Maybe we can help God by printing up some additional cash in these difficult times.
So do not worry, saying, ‘What shall we eat?’ or ‘What shall we drink?’ or ‘What shall we wear?’ For the pagans run after all these things, and your heavenly Father knows that you need them. But seek first his kingdom and his righteousness, and all these things will be given to you as well. Matthew 6:31-33
The question you must ask yourself is this: “Is this true?” If you believe the world’s ways of provision are more truthful than God’s ways, then by all means be true to yourself and live in such a way, and do it without guilt. If, on the other hand, you profess being a Christian, then live in such a way to display that you believe Him. There isn’t gray area in these passages in Matthew 6. Jesus is calling us to radical trust in our Father’s love and goodness — that He is The Provider. Jesus makes the division clear — that pagans (unbelievers) worry about and chase after provision, but believers in Him are to seek first his kingdom and his righteousness, and all these things will be given to you as well. Jesus goes on to say “Where your treasure is, so there is your heart”.
We’ve already been trained well, very well actually, in worldly economics. We have been trained so well we often dismiss what is most
true, which is Kingdom economics — how Jesus instructs us.

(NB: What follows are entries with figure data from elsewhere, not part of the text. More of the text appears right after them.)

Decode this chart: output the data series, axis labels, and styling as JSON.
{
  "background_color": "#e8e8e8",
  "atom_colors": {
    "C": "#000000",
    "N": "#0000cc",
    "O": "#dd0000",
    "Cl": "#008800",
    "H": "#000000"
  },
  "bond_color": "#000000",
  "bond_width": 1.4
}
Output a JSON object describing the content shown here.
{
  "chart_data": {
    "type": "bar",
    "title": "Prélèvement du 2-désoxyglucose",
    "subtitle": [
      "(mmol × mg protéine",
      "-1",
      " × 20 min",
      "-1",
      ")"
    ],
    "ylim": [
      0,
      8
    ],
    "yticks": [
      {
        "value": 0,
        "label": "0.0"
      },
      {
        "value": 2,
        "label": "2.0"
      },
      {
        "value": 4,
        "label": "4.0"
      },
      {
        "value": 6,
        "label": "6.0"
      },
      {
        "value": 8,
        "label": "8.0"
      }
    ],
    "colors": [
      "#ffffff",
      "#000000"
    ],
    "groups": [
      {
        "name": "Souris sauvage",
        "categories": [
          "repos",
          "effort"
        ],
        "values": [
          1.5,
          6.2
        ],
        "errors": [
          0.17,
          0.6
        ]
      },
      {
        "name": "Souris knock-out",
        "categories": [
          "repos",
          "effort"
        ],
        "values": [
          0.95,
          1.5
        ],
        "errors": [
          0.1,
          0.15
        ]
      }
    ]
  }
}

We are God’s treasure and God longs to be our treasure as well. Being Kingdom-focused is a demonstration of our love for God that comes from believing His love for us. It isn’t the sort of thinking that says “If I do this, then God will do that.” No, instead it’s a way of life that says “I will seek God with all my heart and pursue His righteousness and leave provision to Him, whatever that is.”
Jesus’ admonition to us in the Sermon on the Mount is a new life, a new way of seeing, and a new way of living. Is it easier, or simply more acceptable to believe in other characteristics of Christianity — like the resurrection of Jesus Christ from the grave, or salvation by faith, or forgiveness of sin? Does it not require as much faith to embrace these “truths” of Christianity as it does to believe God about provision? This may require us to thoughtfully consider what provision is. Jesus somehow forgot to define it and apparently is leaving up to the Father to determine what provision is for each of us. It seems we to need to remind God what provision looks like. Come to think of it, I remember something God said about daily bread….hmmm…where was that?
I wonder what it would look like if we took Matthew 6 to heart?
The problem with Christianity is that darn faith thing.